Великие Моголы в Индии всегда представляли собой пришлую династию тюрко и ирано-язычных правителей в огромном море местных индийских этносов и верований. Однако со временем, пришлый тюрко-ирано-мусульманский элемент, стал составной частью Индии. Само существование государства Великих Моголов на индийском пространстве, изменило Индию, хотя современные индийские авторы предпочитают говорить о том, что эта Индия изменила всех завоевателей.

Не буду спорить и пытаться доказывать правоту одной из сторон. История всё рассудила. Мы не можем представить Индию без Агры, Дели и других памятников оставленных временем моголов и в то же время, каждый храм и дворец, созданный волей потомков Бабура, несёт печать искусства традиционной архаичной индийской поликультуры.
 
Мир искусства Великих Моголов ХVII века вдохновил французского востоковеда Антуана Галлана на литературную обработку арабских, индийских и персидских сказок и издание «Рассказов из тысячи ночей».  В исламском мире «Тысяча и одна ночь» долго не считалась высокохудожественным литературным произведением, потому как у ее рассказов не было ярко выраженного научного или морального подтекста. Только после того, как эти сказки стали популярны в Европе, их полюбили и на Востоке. В настоящее время нобелевский институт в Осло причисляет «Тысячу и одну ночь» к сотне самых значительных произведений мировой литературы.
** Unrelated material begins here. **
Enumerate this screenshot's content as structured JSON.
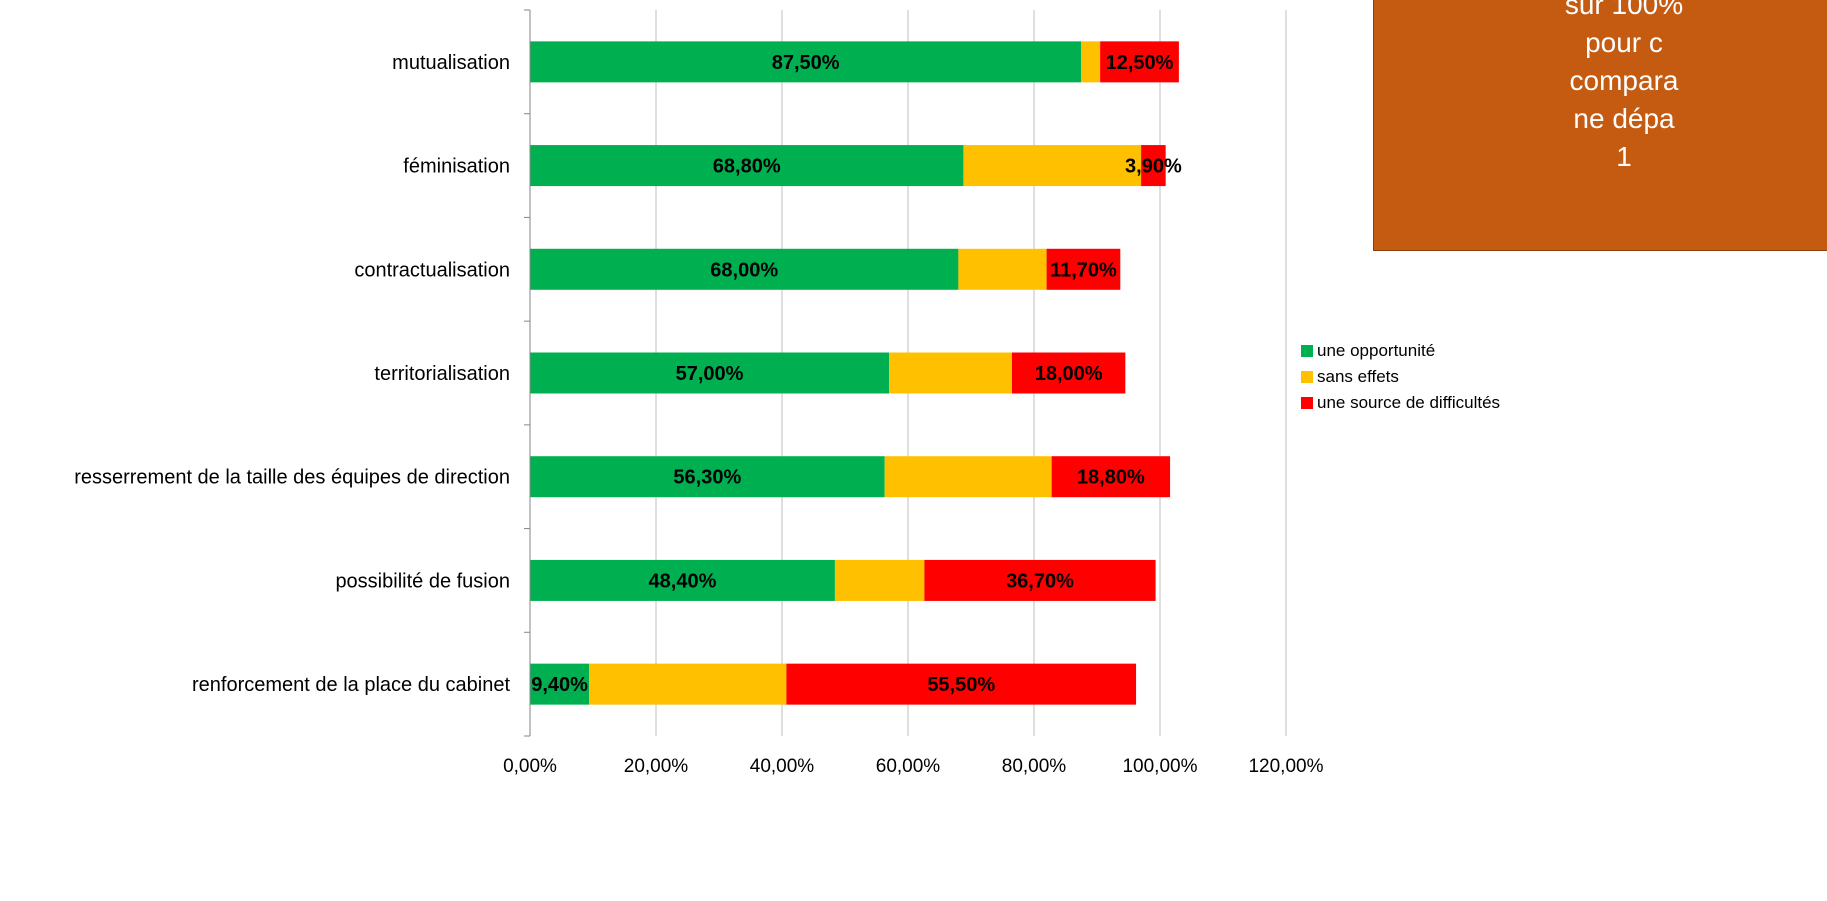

Когда мы знакомимся с этими удивительными историями, то представляем, что события, о которых идёт речь, разворачиваются на Ближнем Востоке, но более внимательное прочтение адресует нас в Самарканд, Бухару, Агру… Надо же! Сказки по большей части не арабские, а персидские, индийские… (наверно даже могольские). Ни Синдбад-мореход, ни Али-баба, ни Алладин не похожи на типажи из ортодоксальных мусульманских общин Турции, Египта и Аравии. Они более свободные и грешные, открытые для окружающего мира… Могли ли жить такие люди среди предков добровольцев из ИГИЛ? Не люблю односложных ответов. Лучше расскажу историю о людях, которые, на мой взгляд, вполне могли быть сказочными персонажами.
 
Опять вернёмся в эпоху Великих Моголов, в славный град Агру, в котором в начале ХVII века правили потомки грозного Бабура. Там 24 октября 1605 года взошёл на трон император Джахангир - «повелитель мира». Историки консервативного толка часто отзываются о нем пренебрежительно, называя его беспутным гулякой, человеком безвольным и большим любителем женщин. Однако на самом деле это одна из наиболее привлекательных личностей среди Великих Моголов - и наиболее талантливых. Ни один из членов этой династии не покажется столь живым нашему современнику. На это есть две особые причины, и обе они напрямую связаны с талантами и деятельностью самого Джахангира. Во-первых, он оставил дневник, настолько же непосредственный и живой, как автобиография его великого прадеда Бабура, а во-вторых, это под его прямым руководством придворные художники достигли несравненных высот, особенно в искусстве портрета, благодаря чему облик самого императора предстает перед нами в широком диапазоне тонко выполненных реалистичных и характерных изображений.
 
Джахангир - писатель прослыл эстетом, желающим разъяснить, проанализировать и воспроизвести то, что он видел. Он мог наблюдать спаривание журавлей в неволе и заботиться о выведении их потомства, изучать упавший метеорит, препарировать животных, кольцевать рыб. Настоящий дилетант эпохи позднего Ренессанса (тогда это слово употреблялось в положительном смысле).

При всех нецарских увлечениях Джахангир не давал спуску подданным. Наказывал тех, кто выходил из подчинения, при этом не пожалел даже собственного сына Хосрова, ослеплённого за участие в мятеже. Правда иногда чудил, отправив слугу, разбившего фарфоровую чашку, за другой такой же в Китай.

В жизни императора случилась большая любовь. Он влюбился в жену своего придворного (перса по национальности) - Мехрунису. Любовь так мучала монарха, что он отправил супругов с глаз долой в пограничную провинцию, но его страдания не утихали и верные слуги спровадили мужа, мешающего счастью государя, в мир иной.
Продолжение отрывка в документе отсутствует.